One of the problems with an idea like the one to increase taxes on folks who can afford it (income of $250,000?) is bracket creep. It’s true that it might take a long time for most of us to run into this problem, but the impact is gradual and erodes the progressive nature of a tax on wealthy folks who are doing well and can afford to and should pay taxes.

A simple solution is to peg the jump in the tax rate at the presidential salary. We can normally count on Congress and the President not to let this benchmark lag and you know, if you are making as much as the President of the USA, you aren’t doing too badly.

So, we peg a tax rate increase to income above the presidential rate. And we peg a couple of step increases to income at 200% and 400% of the Presidential salary. I know it seems harsh to ask the top earners to live frugally, like the President, but we all have to make sacrifices, don’t we?

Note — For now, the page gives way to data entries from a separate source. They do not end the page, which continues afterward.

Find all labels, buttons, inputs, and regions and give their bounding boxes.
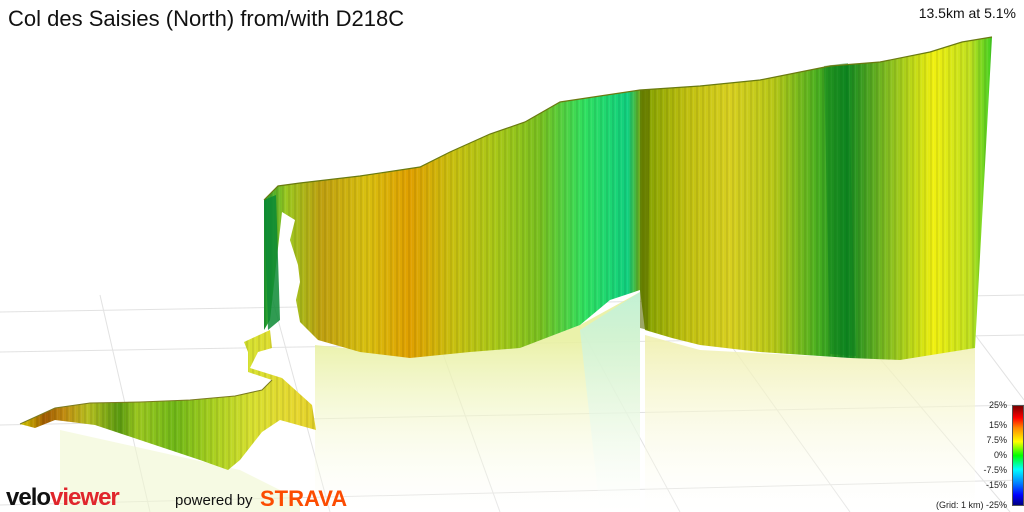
strava-logo[interactable]: STRAVA	[260, 486, 348, 511]
page-title: Col des Saisies (North) from/with D218C	[8, 6, 405, 31]
climb-summary: 13.5km at 5.1%	[918, 5, 1016, 21]
profile-main-section	[263, 36, 993, 360]
profile-reflection	[60, 292, 975, 512]
legend-label: -15%	[985, 480, 1007, 490]
profile-lower-section	[19, 330, 316, 470]
legend-label: -25%	[985, 500, 1007, 510]
legend-label: 25%	[988, 400, 1007, 410]
legend-label: 0%	[993, 450, 1007, 460]
legend-label: 7.5%	[986, 435, 1007, 445]
powered-by-text: powered by	[175, 492, 253, 509]
gradient-color-scale	[1012, 405, 1024, 506]
grid-scale-note: (Grid: 1 km) -25%	[936, 500, 1007, 510]
veloviewer-logo[interactable]: velo viewer	[6, 484, 120, 511]
grid-note-text: (Grid: 1 km)	[935, 500, 984, 510]
legend-label: -7.5%	[983, 465, 1007, 475]
logo-velo-text: velo	[6, 484, 51, 511]
logo-viewer-text: viewer	[50, 484, 120, 511]
legend-label: 15%	[988, 420, 1007, 430]
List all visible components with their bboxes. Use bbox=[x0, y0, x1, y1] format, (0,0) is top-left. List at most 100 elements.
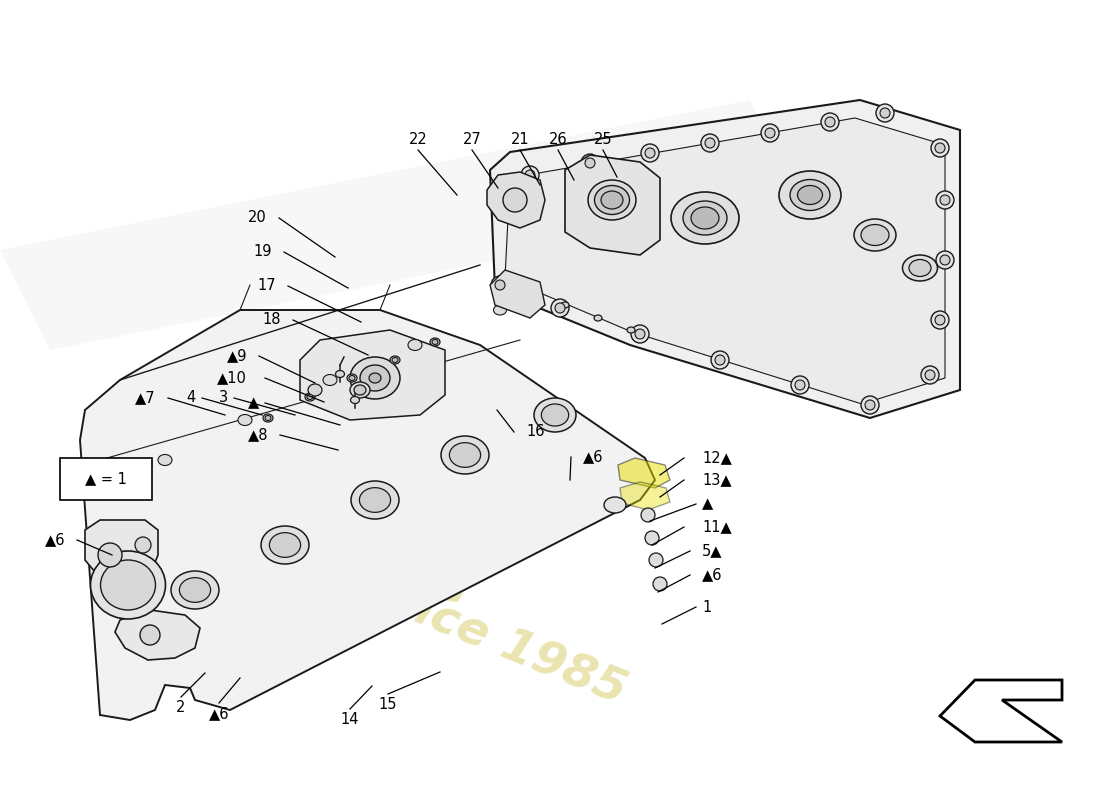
Circle shape bbox=[98, 543, 122, 567]
Text: ▲7: ▲7 bbox=[135, 390, 156, 406]
Ellipse shape bbox=[308, 384, 322, 396]
Circle shape bbox=[521, 166, 539, 184]
Circle shape bbox=[936, 191, 954, 209]
Text: ▲6: ▲6 bbox=[583, 450, 604, 465]
Ellipse shape bbox=[270, 533, 300, 558]
Ellipse shape bbox=[90, 551, 165, 619]
Circle shape bbox=[645, 531, 659, 545]
Circle shape bbox=[821, 113, 839, 131]
Circle shape bbox=[935, 143, 945, 153]
Circle shape bbox=[761, 124, 779, 142]
Polygon shape bbox=[85, 520, 158, 585]
Ellipse shape bbox=[408, 339, 422, 350]
Text: ▲6: ▲6 bbox=[702, 567, 723, 582]
Polygon shape bbox=[80, 310, 654, 720]
Polygon shape bbox=[487, 172, 544, 228]
Text: 20: 20 bbox=[249, 210, 267, 226]
Circle shape bbox=[705, 138, 715, 148]
Circle shape bbox=[795, 380, 805, 390]
Circle shape bbox=[940, 195, 950, 205]
Ellipse shape bbox=[534, 398, 576, 432]
Ellipse shape bbox=[683, 201, 727, 235]
Ellipse shape bbox=[346, 374, 358, 382]
Ellipse shape bbox=[360, 488, 390, 512]
Text: ▲6: ▲6 bbox=[44, 533, 65, 547]
Circle shape bbox=[556, 303, 565, 313]
Text: ▲ = 1: ▲ = 1 bbox=[85, 471, 126, 486]
Ellipse shape bbox=[351, 481, 399, 519]
Ellipse shape bbox=[354, 385, 366, 395]
Ellipse shape bbox=[360, 365, 390, 391]
Text: 27: 27 bbox=[463, 132, 482, 147]
Circle shape bbox=[715, 355, 725, 365]
Circle shape bbox=[940, 255, 950, 265]
Ellipse shape bbox=[336, 370, 344, 378]
Ellipse shape bbox=[307, 394, 314, 399]
Polygon shape bbox=[565, 155, 660, 255]
Circle shape bbox=[701, 134, 719, 152]
Circle shape bbox=[491, 276, 509, 294]
Circle shape bbox=[551, 299, 569, 317]
Ellipse shape bbox=[902, 255, 937, 281]
Text: 21: 21 bbox=[510, 132, 529, 147]
Circle shape bbox=[649, 553, 663, 567]
Text: 22: 22 bbox=[408, 132, 428, 147]
Text: 4: 4 bbox=[187, 390, 196, 406]
Text: 2: 2 bbox=[176, 700, 186, 715]
Polygon shape bbox=[620, 482, 670, 510]
Circle shape bbox=[645, 148, 654, 158]
Ellipse shape bbox=[323, 374, 337, 386]
Text: 3: 3 bbox=[219, 390, 228, 406]
Circle shape bbox=[791, 376, 808, 394]
Ellipse shape bbox=[263, 414, 273, 422]
Circle shape bbox=[936, 251, 954, 269]
Ellipse shape bbox=[350, 382, 370, 398]
Circle shape bbox=[935, 315, 945, 325]
Ellipse shape bbox=[601, 191, 623, 209]
Ellipse shape bbox=[368, 373, 381, 383]
Ellipse shape bbox=[432, 339, 438, 345]
Circle shape bbox=[764, 128, 776, 138]
Text: engine: engine bbox=[172, 436, 488, 624]
Text: 19: 19 bbox=[253, 245, 272, 259]
Text: 13▲: 13▲ bbox=[702, 473, 732, 487]
Ellipse shape bbox=[494, 305, 506, 315]
Ellipse shape bbox=[541, 404, 569, 426]
Circle shape bbox=[631, 325, 649, 343]
Polygon shape bbox=[490, 270, 544, 318]
Ellipse shape bbox=[392, 358, 398, 362]
Text: ▲: ▲ bbox=[702, 497, 713, 511]
Ellipse shape bbox=[854, 219, 896, 251]
Text: ▲: ▲ bbox=[248, 395, 258, 410]
Text: ▲10: ▲10 bbox=[217, 370, 248, 386]
Text: 15: 15 bbox=[378, 697, 397, 712]
Ellipse shape bbox=[604, 497, 626, 513]
Circle shape bbox=[876, 104, 894, 122]
Text: ▲8: ▲8 bbox=[248, 427, 268, 442]
Ellipse shape bbox=[798, 186, 823, 205]
Circle shape bbox=[495, 280, 505, 290]
Polygon shape bbox=[300, 330, 446, 420]
Circle shape bbox=[641, 508, 654, 522]
Ellipse shape bbox=[158, 454, 172, 466]
Circle shape bbox=[931, 139, 949, 157]
Ellipse shape bbox=[691, 207, 719, 229]
Circle shape bbox=[581, 154, 600, 172]
Text: 14: 14 bbox=[341, 712, 360, 727]
Circle shape bbox=[140, 625, 159, 645]
Text: 11▲: 11▲ bbox=[702, 519, 732, 534]
Text: 18: 18 bbox=[263, 313, 280, 327]
Circle shape bbox=[585, 158, 595, 168]
Text: 26: 26 bbox=[549, 132, 568, 147]
Text: 12▲: 12▲ bbox=[702, 450, 732, 466]
Ellipse shape bbox=[588, 180, 636, 220]
Ellipse shape bbox=[390, 356, 400, 364]
Ellipse shape bbox=[909, 259, 931, 277]
Text: 5▲: 5▲ bbox=[702, 543, 723, 558]
Text: 17: 17 bbox=[257, 278, 276, 294]
Circle shape bbox=[925, 370, 935, 380]
Circle shape bbox=[861, 396, 879, 414]
Polygon shape bbox=[618, 458, 670, 488]
Ellipse shape bbox=[594, 315, 602, 321]
Ellipse shape bbox=[430, 338, 440, 346]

clipped from www.nytimes.com

Geithner Laments the Deficit, but Demurs on Tax Increases

WASHINGTON (AP) — Treasury Secretary Timothy F. Geithner acknowledged Sunday that the federal deficit was too high but said the priorities now are economic growth and job creation.

Asked repeatedly on “Meet the Press” on NBC whether that meant taxes would rise, Mr. Geithner avoided providing specifics. He did say President Obama is committed to dealing with the deficit in a way that would not add to the tax burden of people making less than $250,000 a year.